SA cities keen on Huawei projects
Chinese technology company Huawei says some South African cities have expressed an interest in its $1.5bn smart city development fund.
While many cities were interested in launching smart city projects, their budgets did not always allow for these initiatives, said Edwin Diender, vicepresident of the government and public utility sector at Huawei Enterprise Business Group.
The fund aimed to get these cities over “the last mile stage” of negotiations and would not be tied only to Huawei’s technologies, Diender told Business Day.
Huawei said in May it had launched the global financing facility for smart city projects in partnership with US-based Smart City Capital, which sourced the funding.
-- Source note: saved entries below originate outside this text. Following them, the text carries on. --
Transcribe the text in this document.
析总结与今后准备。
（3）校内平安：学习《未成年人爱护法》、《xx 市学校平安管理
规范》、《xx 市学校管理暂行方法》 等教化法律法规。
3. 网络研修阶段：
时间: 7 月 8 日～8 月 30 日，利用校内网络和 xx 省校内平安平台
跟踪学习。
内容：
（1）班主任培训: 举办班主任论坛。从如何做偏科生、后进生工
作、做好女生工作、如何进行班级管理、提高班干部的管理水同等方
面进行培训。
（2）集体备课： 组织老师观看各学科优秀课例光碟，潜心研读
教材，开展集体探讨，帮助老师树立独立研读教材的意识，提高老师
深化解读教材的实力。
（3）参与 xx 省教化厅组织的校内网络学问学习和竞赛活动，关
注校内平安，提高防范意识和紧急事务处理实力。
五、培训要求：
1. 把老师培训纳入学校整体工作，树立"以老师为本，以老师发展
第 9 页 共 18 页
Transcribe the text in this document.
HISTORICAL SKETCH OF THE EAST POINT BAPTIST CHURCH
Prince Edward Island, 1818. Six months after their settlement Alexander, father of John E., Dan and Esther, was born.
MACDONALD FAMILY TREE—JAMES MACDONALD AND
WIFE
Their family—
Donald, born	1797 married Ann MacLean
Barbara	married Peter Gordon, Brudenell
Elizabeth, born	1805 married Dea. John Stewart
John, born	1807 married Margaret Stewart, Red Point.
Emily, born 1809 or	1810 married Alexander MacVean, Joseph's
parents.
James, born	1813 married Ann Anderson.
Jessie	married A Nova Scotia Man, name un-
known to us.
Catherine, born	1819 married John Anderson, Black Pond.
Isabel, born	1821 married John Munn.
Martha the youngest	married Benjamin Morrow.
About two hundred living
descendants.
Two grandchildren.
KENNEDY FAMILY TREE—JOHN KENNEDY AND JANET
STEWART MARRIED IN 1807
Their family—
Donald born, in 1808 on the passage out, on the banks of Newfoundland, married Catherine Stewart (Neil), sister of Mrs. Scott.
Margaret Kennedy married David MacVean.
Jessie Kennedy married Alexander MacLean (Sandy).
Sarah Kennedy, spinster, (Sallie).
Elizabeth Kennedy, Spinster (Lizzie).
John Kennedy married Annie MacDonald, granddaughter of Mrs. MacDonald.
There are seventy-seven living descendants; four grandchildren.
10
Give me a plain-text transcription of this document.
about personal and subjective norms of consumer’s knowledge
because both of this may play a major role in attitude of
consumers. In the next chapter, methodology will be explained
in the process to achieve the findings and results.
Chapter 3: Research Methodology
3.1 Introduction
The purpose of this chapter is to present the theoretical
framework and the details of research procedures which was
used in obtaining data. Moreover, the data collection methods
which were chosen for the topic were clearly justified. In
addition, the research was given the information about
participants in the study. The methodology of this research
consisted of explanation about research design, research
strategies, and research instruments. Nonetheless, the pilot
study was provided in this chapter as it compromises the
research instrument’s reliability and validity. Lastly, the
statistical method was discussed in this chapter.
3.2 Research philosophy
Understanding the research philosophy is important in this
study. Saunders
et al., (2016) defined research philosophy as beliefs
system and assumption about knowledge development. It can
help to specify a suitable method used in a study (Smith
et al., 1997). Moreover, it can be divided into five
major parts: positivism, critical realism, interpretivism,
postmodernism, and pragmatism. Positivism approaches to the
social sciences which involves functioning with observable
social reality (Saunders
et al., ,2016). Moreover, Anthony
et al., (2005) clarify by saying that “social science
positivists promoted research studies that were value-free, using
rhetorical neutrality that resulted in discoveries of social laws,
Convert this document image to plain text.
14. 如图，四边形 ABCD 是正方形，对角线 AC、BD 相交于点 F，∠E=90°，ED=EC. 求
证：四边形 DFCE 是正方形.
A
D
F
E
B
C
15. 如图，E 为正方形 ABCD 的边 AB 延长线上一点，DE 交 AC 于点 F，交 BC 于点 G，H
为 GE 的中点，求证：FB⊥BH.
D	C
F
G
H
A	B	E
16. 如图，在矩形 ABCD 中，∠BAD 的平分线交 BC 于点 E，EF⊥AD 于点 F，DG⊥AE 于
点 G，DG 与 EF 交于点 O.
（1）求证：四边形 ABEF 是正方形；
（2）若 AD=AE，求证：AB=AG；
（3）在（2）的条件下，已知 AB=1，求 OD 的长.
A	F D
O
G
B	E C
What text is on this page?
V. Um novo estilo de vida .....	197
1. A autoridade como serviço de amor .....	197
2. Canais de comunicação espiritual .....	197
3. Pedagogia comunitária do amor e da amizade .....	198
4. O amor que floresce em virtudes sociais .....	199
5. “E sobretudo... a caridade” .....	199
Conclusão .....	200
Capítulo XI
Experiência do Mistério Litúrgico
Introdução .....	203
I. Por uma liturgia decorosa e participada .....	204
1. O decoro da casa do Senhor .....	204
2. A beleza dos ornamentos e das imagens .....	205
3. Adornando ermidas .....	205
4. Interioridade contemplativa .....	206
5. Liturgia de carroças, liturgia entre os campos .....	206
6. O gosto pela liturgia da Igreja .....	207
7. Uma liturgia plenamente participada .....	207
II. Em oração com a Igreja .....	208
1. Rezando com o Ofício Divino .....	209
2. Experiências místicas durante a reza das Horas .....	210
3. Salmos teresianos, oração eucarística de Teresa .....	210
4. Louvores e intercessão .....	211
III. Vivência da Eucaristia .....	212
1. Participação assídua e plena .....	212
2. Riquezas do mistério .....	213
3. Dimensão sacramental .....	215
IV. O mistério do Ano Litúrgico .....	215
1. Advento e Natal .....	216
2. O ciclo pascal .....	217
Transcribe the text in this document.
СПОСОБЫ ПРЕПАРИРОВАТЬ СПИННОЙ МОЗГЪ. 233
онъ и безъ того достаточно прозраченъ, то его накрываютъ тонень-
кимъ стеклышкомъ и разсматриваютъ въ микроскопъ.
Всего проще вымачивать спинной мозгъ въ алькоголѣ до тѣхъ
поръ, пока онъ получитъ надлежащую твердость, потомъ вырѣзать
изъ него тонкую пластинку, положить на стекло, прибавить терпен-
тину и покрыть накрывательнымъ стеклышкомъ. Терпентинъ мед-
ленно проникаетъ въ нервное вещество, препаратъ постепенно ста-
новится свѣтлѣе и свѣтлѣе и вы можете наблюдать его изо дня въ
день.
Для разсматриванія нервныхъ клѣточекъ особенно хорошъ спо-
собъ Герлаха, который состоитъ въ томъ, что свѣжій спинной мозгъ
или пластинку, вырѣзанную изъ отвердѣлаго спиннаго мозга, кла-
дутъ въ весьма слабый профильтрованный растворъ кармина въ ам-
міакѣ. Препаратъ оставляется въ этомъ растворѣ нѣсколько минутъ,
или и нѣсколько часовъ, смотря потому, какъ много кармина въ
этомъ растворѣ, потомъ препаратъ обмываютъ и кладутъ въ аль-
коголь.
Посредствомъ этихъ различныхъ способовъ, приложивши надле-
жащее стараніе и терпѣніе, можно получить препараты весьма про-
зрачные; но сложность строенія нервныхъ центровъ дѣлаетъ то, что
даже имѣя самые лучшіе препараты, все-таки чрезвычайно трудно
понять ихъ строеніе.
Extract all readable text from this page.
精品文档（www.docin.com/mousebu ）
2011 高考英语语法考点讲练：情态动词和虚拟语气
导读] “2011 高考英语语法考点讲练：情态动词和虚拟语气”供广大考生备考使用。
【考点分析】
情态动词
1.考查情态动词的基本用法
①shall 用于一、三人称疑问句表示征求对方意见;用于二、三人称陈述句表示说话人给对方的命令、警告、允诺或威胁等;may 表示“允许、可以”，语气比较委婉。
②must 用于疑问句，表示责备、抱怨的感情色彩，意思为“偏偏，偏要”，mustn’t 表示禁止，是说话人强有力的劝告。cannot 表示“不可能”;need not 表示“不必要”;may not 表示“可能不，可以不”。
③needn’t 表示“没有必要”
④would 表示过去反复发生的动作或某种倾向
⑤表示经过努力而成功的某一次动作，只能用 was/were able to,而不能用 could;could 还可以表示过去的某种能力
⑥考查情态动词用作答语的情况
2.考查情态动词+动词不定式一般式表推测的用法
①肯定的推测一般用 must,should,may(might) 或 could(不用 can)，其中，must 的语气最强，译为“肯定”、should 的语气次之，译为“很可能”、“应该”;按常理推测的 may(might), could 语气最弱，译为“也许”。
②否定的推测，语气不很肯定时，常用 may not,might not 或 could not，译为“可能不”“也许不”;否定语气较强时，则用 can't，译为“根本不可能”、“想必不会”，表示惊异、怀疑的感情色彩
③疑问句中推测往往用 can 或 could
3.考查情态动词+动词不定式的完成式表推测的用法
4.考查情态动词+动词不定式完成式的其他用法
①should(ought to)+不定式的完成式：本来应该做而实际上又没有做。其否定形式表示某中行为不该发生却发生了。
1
The smart city model is premised on using information and communications technology to make cities safer and run more efficiently.
“More than 100 [city representatives] from all over the world have already expressed an interest in the fund and have asked what they need to do, what the prerequisites are and so on,” the Shenzhen-based Diender said.
City representatives in SA and other parts of sub-Saharan Africa had approached Huawei.
WE ARE NOW IN THE VALIDATION PHASE OF ALL THE REQUESTS THAT ARE COMING IN FROM DIFFERENT SIDES OF THE WORLD
“We are now in the validation phase of all the requests that are coming in from different sides of the world, from different organisations, agencies and [local] government departments that are interested.”
Huawei advised that cities undertook smart city projects in a phased approach, starting with public safety solutions, then bridging government “information silos” to make them more efficient, and then improving utilities management. Once those were complete, Diender said “smart” education, healthcare and transport could follow.
Also in May, Moscow-headquartered AxxonSoft launched an “incident management centre” in Pretoria for surveillance projects. The centre monitors public and private spaces in SA using facial recognition, licence plate recognition and other software. A growing number of South African companies are turning to facial recognition technology to secure their premises and eradicate crime, according to Colleen Glaeser, MD for Southern Africa and the Sadc region at AxxonSoft.
AxxonSoft sells its facial recognition software to shopping malls and housing estates, and to airport, mining, banking and transport operators.
Glaeser told Business Day recently that this was becoming a modern substitute for private security guards.